Social Security’s trustees released their annual report this week. The program faces a manageable long-term financial shortfall after 2035, after which it can still pay 77% of promised benefits if nothing changes. Importantly, part of this shortfall is due to the growth and persistence of massive income inequality that have been a hallmark of the U.S. economy for much of the past three decades.

Social Security is a vital program for America’s middle class. In total 63 million people received benefits from Social Security in 2018, spread out over the retirement, survivorship and disability programs. The average monthly benefit in 2016, the last year, for which such data are available, was $1,246. Social Security is a crucial, yet basic part of insuring income security for American families.

The importance of Social Security benefits for American families’ financial security has in fact gone up as low-income and middle-income families face increasing financial struggles and find it harder to save.

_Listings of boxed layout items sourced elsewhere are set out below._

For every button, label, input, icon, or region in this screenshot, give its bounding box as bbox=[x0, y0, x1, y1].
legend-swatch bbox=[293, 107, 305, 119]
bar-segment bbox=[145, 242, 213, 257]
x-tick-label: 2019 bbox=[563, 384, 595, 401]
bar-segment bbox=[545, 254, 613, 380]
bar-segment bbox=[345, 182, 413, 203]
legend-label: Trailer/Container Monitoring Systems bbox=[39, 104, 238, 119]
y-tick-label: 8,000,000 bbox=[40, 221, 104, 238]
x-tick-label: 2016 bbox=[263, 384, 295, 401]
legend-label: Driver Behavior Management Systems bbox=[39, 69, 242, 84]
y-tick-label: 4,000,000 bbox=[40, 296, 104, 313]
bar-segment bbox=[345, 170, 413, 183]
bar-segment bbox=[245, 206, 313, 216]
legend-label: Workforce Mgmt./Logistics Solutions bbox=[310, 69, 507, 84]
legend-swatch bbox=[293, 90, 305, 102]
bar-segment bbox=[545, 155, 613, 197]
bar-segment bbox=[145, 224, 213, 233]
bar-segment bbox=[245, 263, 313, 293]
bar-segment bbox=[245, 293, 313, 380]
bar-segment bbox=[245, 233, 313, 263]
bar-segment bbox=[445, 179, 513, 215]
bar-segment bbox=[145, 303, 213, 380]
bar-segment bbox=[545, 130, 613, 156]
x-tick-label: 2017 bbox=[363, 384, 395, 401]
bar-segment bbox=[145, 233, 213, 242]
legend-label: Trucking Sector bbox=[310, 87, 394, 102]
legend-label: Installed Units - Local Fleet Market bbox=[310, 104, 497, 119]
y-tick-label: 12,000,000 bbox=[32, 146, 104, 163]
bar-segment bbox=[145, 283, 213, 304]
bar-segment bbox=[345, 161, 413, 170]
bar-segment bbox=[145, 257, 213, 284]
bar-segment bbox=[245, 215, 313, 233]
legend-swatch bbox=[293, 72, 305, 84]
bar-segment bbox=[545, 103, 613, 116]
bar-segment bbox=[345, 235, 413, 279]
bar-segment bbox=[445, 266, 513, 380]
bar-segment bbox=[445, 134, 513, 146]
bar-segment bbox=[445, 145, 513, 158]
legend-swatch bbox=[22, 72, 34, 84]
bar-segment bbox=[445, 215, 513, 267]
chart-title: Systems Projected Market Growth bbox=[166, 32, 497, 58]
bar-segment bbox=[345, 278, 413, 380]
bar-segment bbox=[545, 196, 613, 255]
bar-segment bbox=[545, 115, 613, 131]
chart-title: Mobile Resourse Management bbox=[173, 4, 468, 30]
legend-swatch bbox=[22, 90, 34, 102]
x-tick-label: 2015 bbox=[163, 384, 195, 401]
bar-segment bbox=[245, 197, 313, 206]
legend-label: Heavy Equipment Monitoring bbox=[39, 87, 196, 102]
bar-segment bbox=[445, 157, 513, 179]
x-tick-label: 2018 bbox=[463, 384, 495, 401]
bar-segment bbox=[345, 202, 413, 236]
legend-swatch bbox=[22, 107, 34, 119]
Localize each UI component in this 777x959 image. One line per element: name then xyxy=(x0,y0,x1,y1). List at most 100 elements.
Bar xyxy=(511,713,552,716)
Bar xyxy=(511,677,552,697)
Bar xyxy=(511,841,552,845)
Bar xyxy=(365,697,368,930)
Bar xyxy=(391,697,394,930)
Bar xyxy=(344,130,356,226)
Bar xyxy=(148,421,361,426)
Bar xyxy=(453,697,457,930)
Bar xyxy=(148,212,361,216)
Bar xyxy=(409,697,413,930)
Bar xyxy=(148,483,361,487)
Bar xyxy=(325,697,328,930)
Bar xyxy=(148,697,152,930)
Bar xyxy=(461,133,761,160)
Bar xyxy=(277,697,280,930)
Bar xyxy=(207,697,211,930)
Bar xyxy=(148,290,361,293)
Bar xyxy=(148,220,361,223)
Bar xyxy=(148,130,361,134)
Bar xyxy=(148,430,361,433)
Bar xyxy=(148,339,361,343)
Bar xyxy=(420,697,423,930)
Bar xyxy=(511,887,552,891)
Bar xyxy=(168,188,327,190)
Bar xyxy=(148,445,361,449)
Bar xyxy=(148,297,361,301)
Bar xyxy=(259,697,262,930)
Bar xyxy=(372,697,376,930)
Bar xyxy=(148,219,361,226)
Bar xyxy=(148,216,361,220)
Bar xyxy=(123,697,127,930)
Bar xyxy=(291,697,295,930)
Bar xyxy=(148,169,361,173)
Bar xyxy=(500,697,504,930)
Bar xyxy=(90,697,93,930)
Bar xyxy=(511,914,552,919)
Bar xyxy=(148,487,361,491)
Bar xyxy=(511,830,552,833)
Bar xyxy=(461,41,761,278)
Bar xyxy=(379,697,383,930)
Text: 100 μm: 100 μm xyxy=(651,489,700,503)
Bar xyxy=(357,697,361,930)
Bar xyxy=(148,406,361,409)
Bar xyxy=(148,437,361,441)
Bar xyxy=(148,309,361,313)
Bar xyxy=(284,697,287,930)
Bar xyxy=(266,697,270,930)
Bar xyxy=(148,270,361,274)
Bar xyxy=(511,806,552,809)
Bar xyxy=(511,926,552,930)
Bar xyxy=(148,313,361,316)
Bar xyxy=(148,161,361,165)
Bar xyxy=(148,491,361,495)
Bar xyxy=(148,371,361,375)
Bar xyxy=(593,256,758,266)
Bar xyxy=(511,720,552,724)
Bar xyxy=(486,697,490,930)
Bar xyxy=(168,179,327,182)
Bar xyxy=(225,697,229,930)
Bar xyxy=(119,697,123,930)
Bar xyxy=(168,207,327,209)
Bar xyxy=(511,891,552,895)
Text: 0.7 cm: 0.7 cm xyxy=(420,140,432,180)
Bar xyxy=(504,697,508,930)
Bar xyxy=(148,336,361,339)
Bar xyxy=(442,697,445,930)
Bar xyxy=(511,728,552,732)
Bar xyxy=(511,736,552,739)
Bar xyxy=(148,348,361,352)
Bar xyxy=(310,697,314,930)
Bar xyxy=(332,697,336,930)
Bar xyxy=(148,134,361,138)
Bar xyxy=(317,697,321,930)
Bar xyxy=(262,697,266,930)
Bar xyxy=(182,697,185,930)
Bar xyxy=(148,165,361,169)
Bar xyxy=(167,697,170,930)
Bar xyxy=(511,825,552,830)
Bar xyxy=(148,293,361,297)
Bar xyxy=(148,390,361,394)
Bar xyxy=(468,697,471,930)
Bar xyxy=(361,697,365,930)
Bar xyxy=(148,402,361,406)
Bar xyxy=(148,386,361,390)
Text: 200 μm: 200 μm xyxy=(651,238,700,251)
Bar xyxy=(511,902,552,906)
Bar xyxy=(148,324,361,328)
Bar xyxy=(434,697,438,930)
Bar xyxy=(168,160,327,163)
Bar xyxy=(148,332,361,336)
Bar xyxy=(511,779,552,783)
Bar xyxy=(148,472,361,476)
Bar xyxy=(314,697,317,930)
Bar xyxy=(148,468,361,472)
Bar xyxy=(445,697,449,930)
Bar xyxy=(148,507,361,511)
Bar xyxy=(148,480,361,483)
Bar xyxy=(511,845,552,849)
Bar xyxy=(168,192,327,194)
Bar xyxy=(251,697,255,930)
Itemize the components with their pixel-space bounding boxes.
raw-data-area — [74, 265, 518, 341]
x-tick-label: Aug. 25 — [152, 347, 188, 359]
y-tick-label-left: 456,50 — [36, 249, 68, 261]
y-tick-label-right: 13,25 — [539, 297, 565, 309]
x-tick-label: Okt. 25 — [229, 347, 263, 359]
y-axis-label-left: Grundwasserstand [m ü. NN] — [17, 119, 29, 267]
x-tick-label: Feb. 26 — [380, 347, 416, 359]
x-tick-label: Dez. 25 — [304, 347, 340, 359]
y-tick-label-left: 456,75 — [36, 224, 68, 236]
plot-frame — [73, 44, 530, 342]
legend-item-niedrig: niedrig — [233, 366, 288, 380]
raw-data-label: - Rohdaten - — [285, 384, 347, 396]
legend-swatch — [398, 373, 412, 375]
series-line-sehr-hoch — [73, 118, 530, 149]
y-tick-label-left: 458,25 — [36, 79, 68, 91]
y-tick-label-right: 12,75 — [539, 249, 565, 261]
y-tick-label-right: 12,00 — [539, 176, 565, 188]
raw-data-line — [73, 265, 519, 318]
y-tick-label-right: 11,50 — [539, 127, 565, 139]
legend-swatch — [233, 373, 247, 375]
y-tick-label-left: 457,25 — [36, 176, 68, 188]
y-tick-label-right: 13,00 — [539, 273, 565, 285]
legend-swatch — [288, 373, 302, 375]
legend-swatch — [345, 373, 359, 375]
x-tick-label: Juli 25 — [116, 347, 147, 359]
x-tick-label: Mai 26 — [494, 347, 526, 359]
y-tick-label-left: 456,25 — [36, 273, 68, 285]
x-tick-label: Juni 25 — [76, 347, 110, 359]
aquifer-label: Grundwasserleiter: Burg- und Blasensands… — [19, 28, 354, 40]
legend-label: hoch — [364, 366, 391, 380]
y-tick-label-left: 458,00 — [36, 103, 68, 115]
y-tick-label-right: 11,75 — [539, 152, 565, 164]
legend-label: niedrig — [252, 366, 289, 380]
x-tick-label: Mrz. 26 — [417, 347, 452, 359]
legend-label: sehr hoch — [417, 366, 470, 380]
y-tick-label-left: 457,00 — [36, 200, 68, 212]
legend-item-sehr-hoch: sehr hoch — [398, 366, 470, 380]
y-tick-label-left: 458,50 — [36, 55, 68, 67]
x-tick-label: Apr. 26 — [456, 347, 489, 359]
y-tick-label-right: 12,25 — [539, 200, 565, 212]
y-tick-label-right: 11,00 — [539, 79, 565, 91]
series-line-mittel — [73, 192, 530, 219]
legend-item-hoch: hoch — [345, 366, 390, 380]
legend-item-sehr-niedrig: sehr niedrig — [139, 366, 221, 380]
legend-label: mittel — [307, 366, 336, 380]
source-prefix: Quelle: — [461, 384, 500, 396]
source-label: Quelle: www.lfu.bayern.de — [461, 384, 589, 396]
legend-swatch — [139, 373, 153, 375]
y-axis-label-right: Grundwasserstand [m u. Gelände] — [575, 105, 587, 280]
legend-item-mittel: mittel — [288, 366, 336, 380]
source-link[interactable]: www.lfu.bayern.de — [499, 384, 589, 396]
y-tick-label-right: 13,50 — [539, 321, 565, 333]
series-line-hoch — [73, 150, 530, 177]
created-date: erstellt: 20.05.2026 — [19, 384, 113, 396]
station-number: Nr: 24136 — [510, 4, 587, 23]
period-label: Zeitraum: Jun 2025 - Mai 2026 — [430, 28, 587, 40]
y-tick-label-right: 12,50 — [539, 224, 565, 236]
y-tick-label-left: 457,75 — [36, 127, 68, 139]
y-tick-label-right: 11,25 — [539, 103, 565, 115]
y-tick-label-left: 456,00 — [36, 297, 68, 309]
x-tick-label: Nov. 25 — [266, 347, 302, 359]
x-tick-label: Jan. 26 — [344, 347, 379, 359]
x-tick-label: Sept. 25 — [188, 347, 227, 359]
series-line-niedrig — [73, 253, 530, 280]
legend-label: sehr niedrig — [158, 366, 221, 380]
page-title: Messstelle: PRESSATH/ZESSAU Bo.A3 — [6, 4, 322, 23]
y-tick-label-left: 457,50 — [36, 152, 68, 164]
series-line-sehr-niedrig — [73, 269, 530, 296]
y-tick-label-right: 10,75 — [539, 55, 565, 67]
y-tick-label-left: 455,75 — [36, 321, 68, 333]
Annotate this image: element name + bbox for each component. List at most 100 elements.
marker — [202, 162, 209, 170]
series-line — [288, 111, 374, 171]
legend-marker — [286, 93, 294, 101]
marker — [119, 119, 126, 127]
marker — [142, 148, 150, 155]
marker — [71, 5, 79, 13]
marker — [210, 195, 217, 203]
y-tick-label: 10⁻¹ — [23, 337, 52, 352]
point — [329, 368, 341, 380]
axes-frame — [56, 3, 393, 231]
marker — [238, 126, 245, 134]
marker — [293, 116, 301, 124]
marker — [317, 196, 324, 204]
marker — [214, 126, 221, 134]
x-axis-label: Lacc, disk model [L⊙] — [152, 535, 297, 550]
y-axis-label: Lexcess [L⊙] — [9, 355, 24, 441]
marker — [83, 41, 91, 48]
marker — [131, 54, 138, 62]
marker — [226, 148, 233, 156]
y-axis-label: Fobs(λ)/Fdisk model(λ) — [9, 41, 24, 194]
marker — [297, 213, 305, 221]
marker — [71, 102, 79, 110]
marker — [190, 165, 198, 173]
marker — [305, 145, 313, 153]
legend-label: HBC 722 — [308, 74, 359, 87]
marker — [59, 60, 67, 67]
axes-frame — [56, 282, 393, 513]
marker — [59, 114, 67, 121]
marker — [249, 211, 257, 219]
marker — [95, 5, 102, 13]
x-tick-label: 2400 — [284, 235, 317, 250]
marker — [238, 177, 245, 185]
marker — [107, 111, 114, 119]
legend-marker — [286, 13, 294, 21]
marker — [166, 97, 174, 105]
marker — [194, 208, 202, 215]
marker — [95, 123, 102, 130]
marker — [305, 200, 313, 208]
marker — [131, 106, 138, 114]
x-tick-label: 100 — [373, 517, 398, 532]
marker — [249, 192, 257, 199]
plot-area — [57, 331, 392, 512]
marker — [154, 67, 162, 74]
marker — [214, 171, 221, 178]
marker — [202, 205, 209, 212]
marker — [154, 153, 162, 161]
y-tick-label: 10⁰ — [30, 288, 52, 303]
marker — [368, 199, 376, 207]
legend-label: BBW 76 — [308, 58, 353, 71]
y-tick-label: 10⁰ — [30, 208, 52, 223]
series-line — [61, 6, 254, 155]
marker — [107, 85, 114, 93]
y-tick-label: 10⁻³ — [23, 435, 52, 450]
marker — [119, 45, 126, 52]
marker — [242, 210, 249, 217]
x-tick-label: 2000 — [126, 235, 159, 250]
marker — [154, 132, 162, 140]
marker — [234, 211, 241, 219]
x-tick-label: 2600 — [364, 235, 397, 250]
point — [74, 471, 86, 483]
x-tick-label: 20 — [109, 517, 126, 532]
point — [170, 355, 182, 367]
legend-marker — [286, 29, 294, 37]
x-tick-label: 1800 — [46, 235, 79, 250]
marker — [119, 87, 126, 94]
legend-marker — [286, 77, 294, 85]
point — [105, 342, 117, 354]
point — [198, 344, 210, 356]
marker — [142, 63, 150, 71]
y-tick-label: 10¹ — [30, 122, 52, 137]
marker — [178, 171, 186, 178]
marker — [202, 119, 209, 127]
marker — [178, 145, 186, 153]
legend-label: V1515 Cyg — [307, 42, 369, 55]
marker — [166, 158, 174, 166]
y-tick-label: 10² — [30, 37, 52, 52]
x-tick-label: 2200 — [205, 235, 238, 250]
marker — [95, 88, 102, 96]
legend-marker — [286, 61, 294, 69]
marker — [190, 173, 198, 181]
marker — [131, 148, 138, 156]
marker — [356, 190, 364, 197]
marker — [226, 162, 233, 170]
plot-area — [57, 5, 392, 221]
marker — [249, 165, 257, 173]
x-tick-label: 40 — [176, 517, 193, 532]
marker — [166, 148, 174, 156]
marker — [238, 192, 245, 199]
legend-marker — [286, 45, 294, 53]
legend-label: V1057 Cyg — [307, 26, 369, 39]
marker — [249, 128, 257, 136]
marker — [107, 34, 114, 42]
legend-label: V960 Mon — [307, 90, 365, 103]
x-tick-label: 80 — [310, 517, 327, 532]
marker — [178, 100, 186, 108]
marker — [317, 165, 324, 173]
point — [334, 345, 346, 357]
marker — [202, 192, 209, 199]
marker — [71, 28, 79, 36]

Incomes at the bottom and in the middle have grown only very slowly. And incomes have become less stable. The likelihood to experience a sharp drop in income in particular has gone up.

Both few income gains and high income instability often stand in the way of workers saving for their future. They cannot save much, especially since they already struggle to pay for basics such as health insurance, but workers also regularly need to dip into their savings to pay their bills when incomes unexpectedly go down. As a result, low-income and middle-income families not only have less economic security now, but they are also economically less mobile and face more hardships in retirement than workers in the past did. Social Security’s guaranteed, progressive benefits are one thing workers can count on.

Yet, income inequality adversely affects Social Security’s finances at time when American families need Social Security benefits more. Income inequality rose starting in the 1980s and remained persistently high in recent decades. Income growth at the bottom and in the middle of the income distribution have slowed, but accelerated at the top and grown faster at the top.